“ Research in our laboratory had found that persons with HIV (PWH) who were chronic tobacco smokers had greater cognitive deficits and psychiatric symptoms, as well as greater white matter abnormalities on diffusion tensor imaging,” explains Linda Chang, MD, MS, FAAN, FANA. “The white matter abnormalities indicate neuroinflammation and fiber tract damage, which could lead to both cognitive deficits and brain atrophy.”

Tobacco smoking has remained high over the past decade, Dr. Chang notes, and has been linked to cognitive deficits in the general population. “However, very few studies examined the combined effects of chronic tobacco smoking and HIV on the brain,” she says. “Most prior studies only explored the additive effect of tobacco smoking and HIV infection.”

For a study published in AIDS, Dr. Chang and colleagues used a 2-by-2 design, enrolling smokers with HIV, non-smokers with HIV, smokers without HIV, and non-smokers without HIV. “This 2-by-2 design can evaluate the independent, by separately comparing HIV-seronegative smokers versus HIV-seronegative non-smokers, and combined effect, by comparing smokers with HIV and non-smokers with HIV, of HIV and tobacco smoke,” she explains.

Cognitive Function Worst Among Smoke With HIV

The study included 83 PWH (43 non-smokers; 40 smokers) and 171 HIV-seronegative individuals (106 non-smokers; 65 smokers). “All PWH were on stable antiretroviral treatment,” says Dr. Chang. “The two smoker groups were active smokers and had smoked tobacco cigarettes for 16-20 pack-years.”

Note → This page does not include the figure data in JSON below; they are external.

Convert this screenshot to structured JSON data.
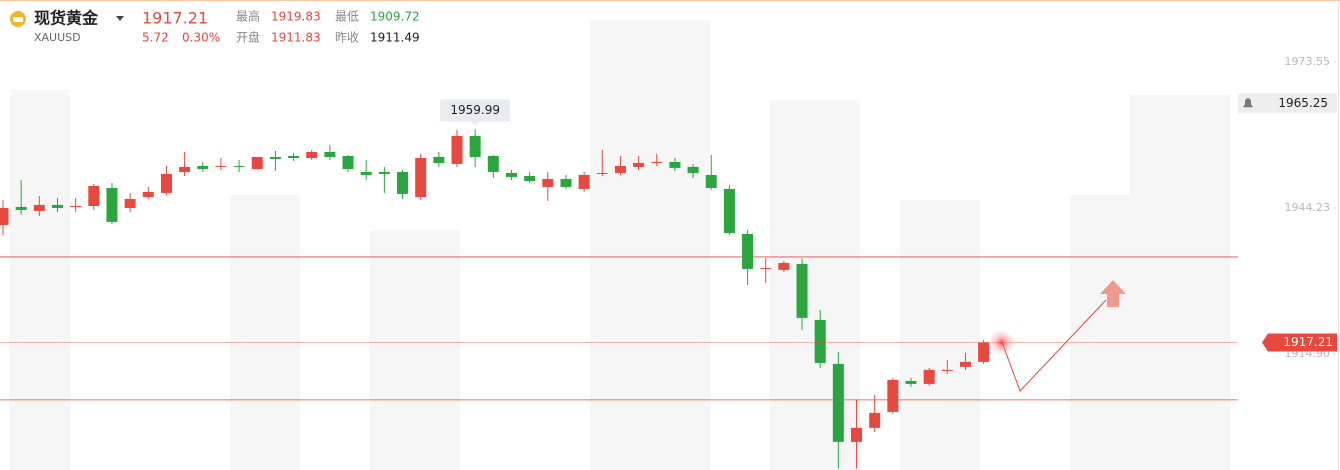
{
  "header": {
    "name": "现货黄金",
    "symbol": "XAUUSD",
    "price": 1917.21,
    "change": 5.72,
    "change_pct": {
      "value": 0.3,
      "label": "0.30%"
    },
    "stats": [
      {
        "label": "最高",
        "value": 1919.83,
        "color": "#e8483e"
      },
      {
        "label": "开盘",
        "value": 1911.83,
        "color": "#e8483e"
      },
      {
        "label": "最低",
        "value": 1909.72,
        "color": "#2aa63e"
      },
      {
        "label": "昨收",
        "value": 1911.49,
        "color": "#222222"
      }
    ]
  },
  "chart_data": {
    "type": "candlestick",
    "up_color": "#e8483e",
    "down_color": "#2aa63e",
    "open": [
      1940.82,
      1944.43,
      1943.63,
      1944.84,
      1944.43,
      1944.63,
      1948.25,
      1944.23,
      1946.44,
      1947.25,
      1951.46,
      1952.67,
      1952.47,
      1952.67,
      1952.06,
      1954.47,
      1954.67,
      1954.27,
      1955.48,
      1954.67,
      1951.46,
      1951.46,
      1951.46,
      1946.44,
      1954.47,
      1953.07,
      1958.69,
      1954.67,
      1951.26,
      1950.66,
      1948.45,
      1950.06,
      1948.05,
      1951.06,
      1951.26,
      1952.47,
      1953.27,
      1953.47,
      1952.47,
      1950.86,
      1948.05,
      1939.01,
      1931.99,
      1931.79,
      1932.99,
      1921.74,
      1912.91,
      1897.25,
      1900.06,
      1903.27,
      1909.49,
      1908.89,
      1911.5,
      1912.31,
      1913.31
    ],
    "high": [
      1945.84,
      1949.86,
      1946.64,
      1946.24,
      1946.24,
      1949.05,
      1949.25,
      1947.25,
      1948.45,
      1952.67,
      1955.48,
      1953.47,
      1954.27,
      1953.87,
      1954.47,
      1955.68,
      1955.28,
      1955.88,
      1956.88,
      1954.88,
      1953.87,
      1952.47,
      1951.86,
      1955.08,
      1955.48,
      1959.9,
      1959.99,
      1954.88,
      1951.86,
      1951.46,
      1951.46,
      1950.86,
      1951.46,
      1955.88,
      1954.67,
      1954.67,
      1955.08,
      1954.27,
      1953.07,
      1954.88,
      1948.85,
      1939.82,
      1934.19,
      1933.59,
      1934.19,
      1923.75,
      1915.32,
      1905.68,
      1906.68,
      1910.1,
      1910.1,
      1912.1,
      1913.71,
      1915.12,
      1917.73
    ],
    "low": [
      1938.81,
      1942.83,
      1942.63,
      1943.43,
      1943.43,
      1943.83,
      1941.02,
      1943.43,
      1946.04,
      1946.84,
      1950.66,
      1951.46,
      1951.86,
      1951.46,
      1951.86,
      1951.66,
      1953.67,
      1953.87,
      1953.87,
      1951.46,
      1949.86,
      1947.25,
      1946.04,
      1945.84,
      1952.47,
      1952.47,
      1952.47,
      1950.26,
      1949.86,
      1949.25,
      1945.64,
      1948.05,
      1947.45,
      1950.66,
      1950.86,
      1951.86,
      1952.67,
      1951.66,
      1950.26,
      1947.85,
      1938.81,
      1928.77,
      1929.17,
      1931.38,
      1919.73,
      1912.1,
      1891.9,
      1891.9,
      1899.25,
      1902.87,
      1908.29,
      1908.49,
      1910.9,
      1911.7,
      1912.91
    ],
    "close": [
      1944.23,
      1943.83,
      1944.84,
      1944.23,
      1944.63,
      1948.65,
      1941.42,
      1946.04,
      1947.45,
      1951.06,
      1952.47,
      1952.06,
      1952.67,
      1952.47,
      1954.47,
      1954.07,
      1954.27,
      1955.48,
      1954.47,
      1952.06,
      1950.86,
      1951.06,
      1947.05,
      1954.27,
      1953.27,
      1958.69,
      1954.47,
      1951.46,
      1950.46,
      1949.65,
      1950.06,
      1948.45,
      1950.86,
      1951.26,
      1952.67,
      1953.27,
      1953.47,
      1952.27,
      1951.26,
      1948.25,
      1939.21,
      1931.99,
      1932.19,
      1933.19,
      1922.15,
      1913.11,
      1897.25,
      1900.06,
      1903.07,
      1909.7,
      1908.89,
      1911.7,
      1911.7,
      1913.31,
      1917.21
    ],
    "ylim": [
      1891.6,
      1986.0
    ],
    "yticks": [
      1973.55,
      1944.23,
      {
        "value": 1914.9,
        "label": "1914.90"
      }
    ],
    "hlines": [
      1934.39,
      1905.68
    ],
    "alert_line": 1965.25,
    "line_color": "#e8483e"
  }
}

Regardless of smoking status, and relative to seronegative individuals, PWH had smaller brain volumes, specifically in reference to the basal ganglia, thalami, hippocampi, subcortical gray matter, and cerebral white matter volumes (P=0.002-0.042), steeper age-related decreases in the right superiorparietal region volumes (interaction, P<0.001), and poorer attention/working memory and learning (P=0.016-0.027). In addition, regardless of serostatus, smokers often had smaller hippocampi than non-smokers. PWH smokers had the smallest total and regional subcortical gray matter and cortical white matter volume and weakest cognitive functioning.

“Those who had both HIV and were chronic tobacco smokers performed the poorest across the four participant groups,” says Dr. Chang. “The takeaway message is that chronic tobacco smoking and HIV infection have additive deleterious effects on various cognitive domains, especially with attention and learning (Figure).”

Directions for Future Research

The study results indicate that the clinical management of HIV should include cognitive assessments, Dr. Chang says, particularly when the PWH is a tobacco smoker. Additionally, tobacco smoking cessation “should be emphasized and included as an approach to improve cognitive and mental health in the clinical management of HIV disease.”

Many questions remain “that need to be answered,” Dr. Chang continues. These questions include whether smoking also leads to more rapid cognitive decline or brain atrophy with aging among PWH; whether cognitive deficits or brain atrophy would improve with tobacco smoking cessation; whether replacement products, such as electronic tobacco products or even nicotine patches, induce similar adverse effects on the brain in PWH; and whether the greater brain atrophy and cognitive deficits seen in PWH who are smokers are mainly due to greater neuroinflammation.

“Since brain MRI cannot provide direct measures of neuroinflammation, future studies should include plasma or cerebrospinal fluid biomarkers for neuroinflammation or other neuroimaging techniques, such as magnetic resonance spectroscopy and PET with tracers that can assess glial activation, to evaluate whether chronic smoking exacerbates neuroinflammation in PWH,” Dr Chang says.